Пока у меня не было фотоаппарата, строки из справочника о том, что ясных дней на Смоленщине всего девятнадцать, казались мне фантастическими. Теперь я верю этому безоговорочно. По-моему, солнечных дней даже меньше. Их вообще нет. Весь ноябрь я так думал. Какой там туманный Альбион. Смоленск и окрестности – владения туманов, моросящих дождей. Оттого и лица его жителей не назовешь улыбчивыми. Нет солнца, и до января не будет, в крещенские морозы только и вернется.

Соколья гора

Но внезапно оно пришло, полоснуло по крышам, стеклам, и я кинулся собираться, заварил чай в термосе, взял яблоко, хлеб, сыр, положил в рюкзак штатив и фотоаппарат, и выехал в Колодню.

На холме огляделся.

Долина чем-то напомнила мне ландшафты вокруг Улан-Удэ, хотя там простора больше, и он оголеннее.

Солнце заливало лесистые холмы.

У подножия холмов лепятся домишки. По долине пролегают железнодорожные пути. На горизонте тоже холмы и между ними проглядывает станция Духовская, даже скорее ее мираж. Далекий холм с березами привлек мое внимание, и я решил побывать там. А пока снимал долину, склоны в вечерних лучах. За моей спиной подавала голоса деревня Валутино.

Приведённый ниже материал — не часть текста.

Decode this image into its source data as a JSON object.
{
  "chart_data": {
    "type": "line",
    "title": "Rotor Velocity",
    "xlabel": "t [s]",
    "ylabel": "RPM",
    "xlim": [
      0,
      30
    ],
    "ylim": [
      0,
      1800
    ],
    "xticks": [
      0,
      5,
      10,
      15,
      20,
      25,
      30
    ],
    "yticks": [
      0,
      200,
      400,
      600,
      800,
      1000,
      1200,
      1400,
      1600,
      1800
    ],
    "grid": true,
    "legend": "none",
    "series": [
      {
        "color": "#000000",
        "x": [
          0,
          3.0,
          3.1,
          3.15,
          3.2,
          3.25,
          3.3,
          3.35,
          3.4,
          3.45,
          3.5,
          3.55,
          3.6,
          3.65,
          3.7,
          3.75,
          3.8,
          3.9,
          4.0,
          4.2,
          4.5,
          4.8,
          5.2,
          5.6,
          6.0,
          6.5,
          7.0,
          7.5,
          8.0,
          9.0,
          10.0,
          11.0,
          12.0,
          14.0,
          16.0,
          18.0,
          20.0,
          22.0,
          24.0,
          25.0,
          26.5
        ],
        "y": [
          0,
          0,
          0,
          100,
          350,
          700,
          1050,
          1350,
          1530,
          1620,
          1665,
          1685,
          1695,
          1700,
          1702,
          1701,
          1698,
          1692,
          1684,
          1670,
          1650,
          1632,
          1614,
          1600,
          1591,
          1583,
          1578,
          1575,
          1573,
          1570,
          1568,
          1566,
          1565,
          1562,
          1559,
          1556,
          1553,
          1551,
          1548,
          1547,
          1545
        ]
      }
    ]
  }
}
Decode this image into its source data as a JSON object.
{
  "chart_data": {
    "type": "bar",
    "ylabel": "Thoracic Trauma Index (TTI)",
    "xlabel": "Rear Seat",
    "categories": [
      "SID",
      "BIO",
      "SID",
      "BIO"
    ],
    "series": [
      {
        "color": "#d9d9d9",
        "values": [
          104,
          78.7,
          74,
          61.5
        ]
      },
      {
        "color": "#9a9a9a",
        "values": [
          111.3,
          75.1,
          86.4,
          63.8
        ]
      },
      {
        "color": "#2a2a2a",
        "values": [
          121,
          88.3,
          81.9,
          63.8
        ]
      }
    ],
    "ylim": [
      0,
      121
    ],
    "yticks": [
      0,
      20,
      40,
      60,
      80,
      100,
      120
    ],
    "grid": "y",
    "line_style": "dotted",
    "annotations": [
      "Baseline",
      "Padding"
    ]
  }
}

Valutino – велел писать на знаменах Наполеон после августовского боя в этих местах. Правда, основные события разворачивались не здесь, а где-то там, вдали, под деревней Лубино, и многие историки называют это сражение делом при Лубино.

Все это я уже уточнил дома.

Впрочем, цели мои были скромнее, я не собирался восстанавливать это историческое полотно, мне лишь хотелось запечатлеть пейзажи окрестностей. А для этого надо было солнце и завтра. Эта первая вылазка была только разведкой, рекогносцировкой. Вид долины меня вдохновил. В этом было что-то эпическое, волнующее.

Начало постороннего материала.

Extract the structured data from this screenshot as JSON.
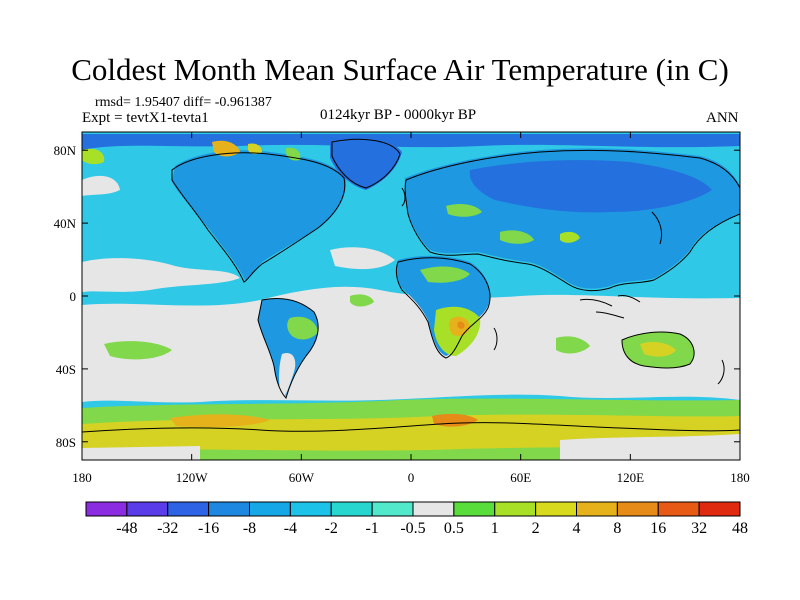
{
  "title": "Coldest Month Mean Surface Air Temperature (in C)",
  "stats": "rmsd= 1.95407  diff= -0.961387",
  "experiment": "Expt = tevtX1-tevta1",
  "period": "0124kyr BP - 0000kyr BP",
  "season": "ANN",
  "axes": {
    "lat_ticks": [
      {
        "value": 80,
        "label": "80N"
      },
      {
        "value": 40,
        "label": "40N"
      },
      {
        "value": 0,
        "label": "0"
      },
      {
        "value": -40,
        "label": "40S"
      },
      {
        "value": -80,
        "label": "80S"
      }
    ],
    "lon_ticks": [
      {
        "value": -180,
        "label": "180"
      },
      {
        "value": -120,
        "label": "120W"
      },
      {
        "value": -60,
        "label": "60W"
      },
      {
        "value": 0,
        "label": "0"
      },
      {
        "value": 60,
        "label": "60E"
      },
      {
        "value": 120,
        "label": "120E"
      },
      {
        "value": 180,
        "label": "180"
      }
    ],
    "lon_range": [
      -180,
      180
    ],
    "lat_range": [
      -90,
      90
    ]
  },
  "colorbar": {
    "labels": [
      "-48",
      "-32",
      "-16",
      "-8",
      "-4",
      "-2",
      "-1",
      "-0.5",
      "0.5",
      "1",
      "2",
      "4",
      "8",
      "16",
      "32",
      "48"
    ],
    "colors": [
      "#8c2ce0",
      "#5a3ce8",
      "#2e63e6",
      "#1e88e0",
      "#16a8e6",
      "#1cc2e8",
      "#28d6d0",
      "#52e8cc",
      "#e6e6e6",
      "#58dd3a",
      "#a8e028",
      "#d8da1e",
      "#e6b21c",
      "#e68a18",
      "#e65a16",
      "#e02a10"
    ]
  },
  "colors": {
    "background_ocean": "#2fc8e6",
    "neutral": "#e6e6e6",
    "land_cool": "#1e98e0",
    "land_cold": "#2470de",
    "warm_green": "#80d84a",
    "warm_yellow": "#d6d224",
    "warm_orange": "#e69a1c",
    "coastline": "#000000"
  }
}
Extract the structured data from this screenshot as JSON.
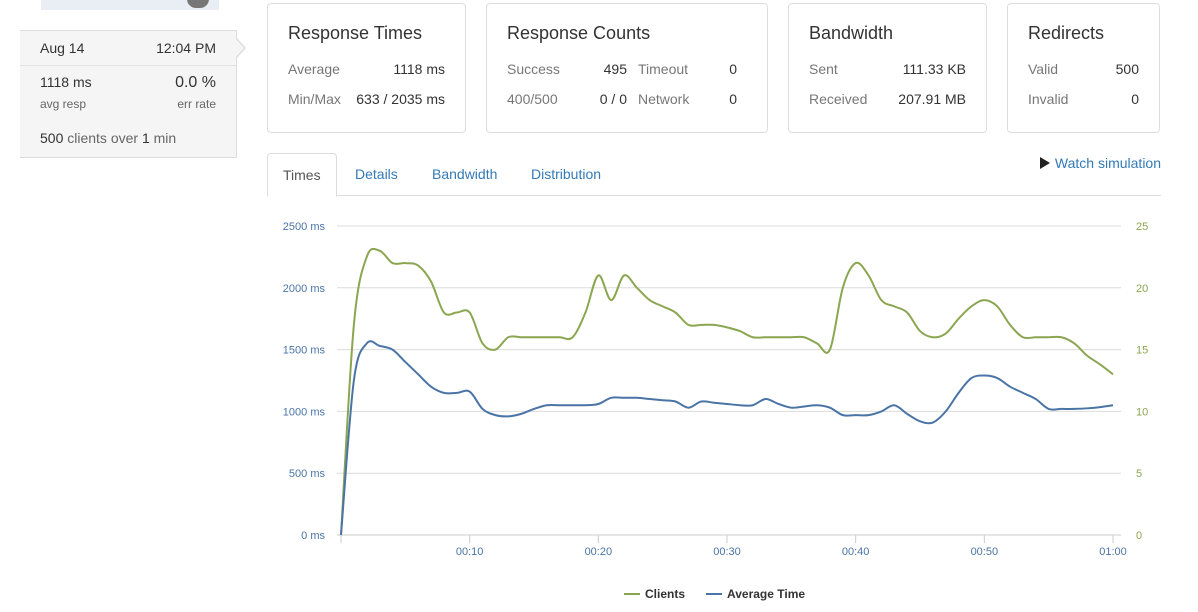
{
  "summary": {
    "date": "Aug 14",
    "time": "12:04 PM",
    "avg_resp": "1118 ms",
    "avg_resp_caption": "avg resp",
    "err_rate": "0.0 %",
    "err_rate_caption": "err rate",
    "clients_count": "500",
    "clients_mid": " clients over ",
    "duration": "1",
    "duration_unit": " min"
  },
  "cards": {
    "response_times": {
      "title": "Response Times",
      "average_label": "Average",
      "average_value": "1118 ms",
      "minmax_label": "Min/Max",
      "minmax_value": "633 / 2035 ms"
    },
    "response_counts": {
      "title": "Response Counts",
      "success_label": "Success",
      "success_value": "495",
      "timeout_label": "Timeout",
      "timeout_value": "0",
      "r400_500_label": "400/500",
      "r400_500_value": "0 / 0",
      "network_label": "Network",
      "network_value": "0"
    },
    "bandwidth": {
      "title": "Bandwidth",
      "sent_label": "Sent",
      "sent_value": "111.33 KB",
      "received_label": "Received",
      "received_value": "207.91 MB"
    },
    "redirects": {
      "title": "Redirects",
      "valid_label": "Valid",
      "valid_value": "500",
      "invalid_label": "Invalid",
      "invalid_value": "0"
    }
  },
  "tabs": [
    "Times",
    "Details",
    "Bandwidth",
    "Distribution"
  ],
  "active_tab": "Times",
  "watch_label": "Watch simulation",
  "colors": {
    "clients": "#8ba651",
    "average_time": "#4a74a6",
    "link": "#337ab7"
  },
  "chart_data": {
    "type": "line",
    "y_left_ticks": [
      "0 ms",
      "500 ms",
      "1000 ms",
      "1500 ms",
      "2000 ms",
      "2500 ms"
    ],
    "y_right_ticks": [
      "0",
      "5",
      "10",
      "15",
      "20",
      "25"
    ],
    "x_ticks": [
      "00:10",
      "00:20",
      "00:30",
      "00:40",
      "00:50",
      "01:00"
    ],
    "ylim_left": [
      0,
      2500
    ],
    "ylim_right": [
      0,
      25
    ],
    "xlim": [
      0,
      60
    ],
    "grid": true,
    "legend_position": "bottom-center",
    "series": [
      {
        "name": "Clients",
        "axis": "right",
        "color": "#8ba651",
        "x": [
          0,
          1,
          2,
          3,
          4,
          5,
          6,
          7,
          8,
          9,
          10,
          11,
          12,
          13,
          14,
          15,
          16,
          17,
          18,
          19,
          20,
          21,
          22,
          23,
          24,
          25,
          26,
          27,
          28,
          29,
          30,
          31,
          32,
          33,
          34,
          35,
          36,
          37,
          38,
          39,
          40,
          41,
          42,
          43,
          44,
          45,
          46,
          47,
          48,
          49,
          50,
          51,
          52,
          53,
          54,
          55,
          56,
          57,
          58,
          59,
          60
        ],
        "values": [
          0,
          17,
          22.5,
          23,
          22,
          22,
          21.8,
          20.5,
          18,
          18,
          18,
          15.5,
          15,
          16,
          16,
          16,
          16,
          16,
          16,
          18,
          21,
          19,
          21,
          20,
          19,
          18.5,
          18,
          17,
          17,
          17,
          16.8,
          16.5,
          16,
          16,
          16,
          16,
          16,
          15.5,
          15,
          20,
          22,
          21,
          19,
          18.5,
          18,
          16.5,
          16,
          16.3,
          17.5,
          18.5,
          19,
          18.5,
          17,
          16,
          16,
          16,
          16,
          15.5,
          14.5,
          13.8,
          13
        ]
      },
      {
        "name": "Average Time",
        "axis": "left",
        "color": "#4a74a6",
        "x": [
          0,
          1,
          2,
          3,
          4,
          5,
          6,
          7,
          8,
          9,
          10,
          11,
          12,
          13,
          14,
          15,
          16,
          17,
          18,
          19,
          20,
          21,
          22,
          23,
          24,
          25,
          26,
          27,
          28,
          29,
          30,
          31,
          32,
          33,
          34,
          35,
          36,
          37,
          38,
          39,
          40,
          41,
          42,
          43,
          44,
          45,
          46,
          47,
          48,
          49,
          50,
          51,
          52,
          53,
          54,
          55,
          56,
          57,
          58,
          59,
          60
        ],
        "values": [
          0,
          1250,
          1550,
          1530,
          1500,
          1400,
          1300,
          1200,
          1150,
          1150,
          1160,
          1020,
          970,
          960,
          980,
          1020,
          1050,
          1050,
          1050,
          1050,
          1060,
          1110,
          1110,
          1110,
          1100,
          1090,
          1080,
          1030,
          1080,
          1070,
          1060,
          1050,
          1050,
          1100,
          1060,
          1030,
          1040,
          1050,
          1030,
          970,
          970,
          970,
          1000,
          1050,
          980,
          920,
          910,
          1000,
          1150,
          1270,
          1290,
          1270,
          1200,
          1150,
          1100,
          1020,
          1020,
          1020,
          1025,
          1035,
          1050
        ]
      }
    ]
  }
}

Возвращаясь в город, я надеялся, что утром вопреки прогнозам - облачно – снова явится солнце.

И ночью я видел в окне звезды и луну. Ранним утром снова отодвинул штору на кухне: надписи небес предвещали хорошую погоду. И я принялся готовить овсянку на молоке, заваривать чай на утро и в дорогу.

Поезд стучал в темноте колесами, стук их был мрачен, морозен. Ночью здорово похолодало. По соседству разговаривали дачники. Пожилая женщина азартно костерила проклятых сорок, все ворошащих, ворующих, да еще орущих безбожно. У нее в бочке мок хлеб на удобрения, и сорока попыталась достать кусочек, да не удержалась, свалилась, а взмахнуть крыльями уже не смогла, края бочки мешали, так и утонула, - «Туда и дорога паразитке!» Ее сосед, очень похожий на скрипача и дирижера Спивакова, рассказывал свою историю: сорока запуталась в какой-то сетке, он ее выпутал, привязал веревкой за ногу и посадил на привязи у яблони. Зачем? Чтобы она криком распугала остальных. Сороки, в самом деле, соглашался он, доставляют много неудобств, все расклевывают, галдят и еще воюют с большими садовыми помощниками скворцами. Они жрут яйца, подтвердила женщина, и даже на живых птенцов набрасываются. Надо возле летка не оставлять палочку, на нее они садятся, а без этого – не могут сразу влететь в скворечник. Мужчина продолжал свой рассказ. Его сорока на привязи молчала. «Вот паразитка!» - рассмеялась женщина. И мне стало ясно, что уж она непременно свернула бы сороке-воровке голову. А что же дачник с музыкальной наружностью? Молчит, как воды в рот набрала, говорил он. Полчаса молчала, ни звука, и все. Ну, тогда он развязал веревку и отпустил ее. Женщина немного отшатнулась от собеседника. И когда она взлетела на яблоню, то уже дала себе волю: орала благим матом. «Па-ра-зитка», - потрясенно произнесла женщина. Мужчина пожал плечами.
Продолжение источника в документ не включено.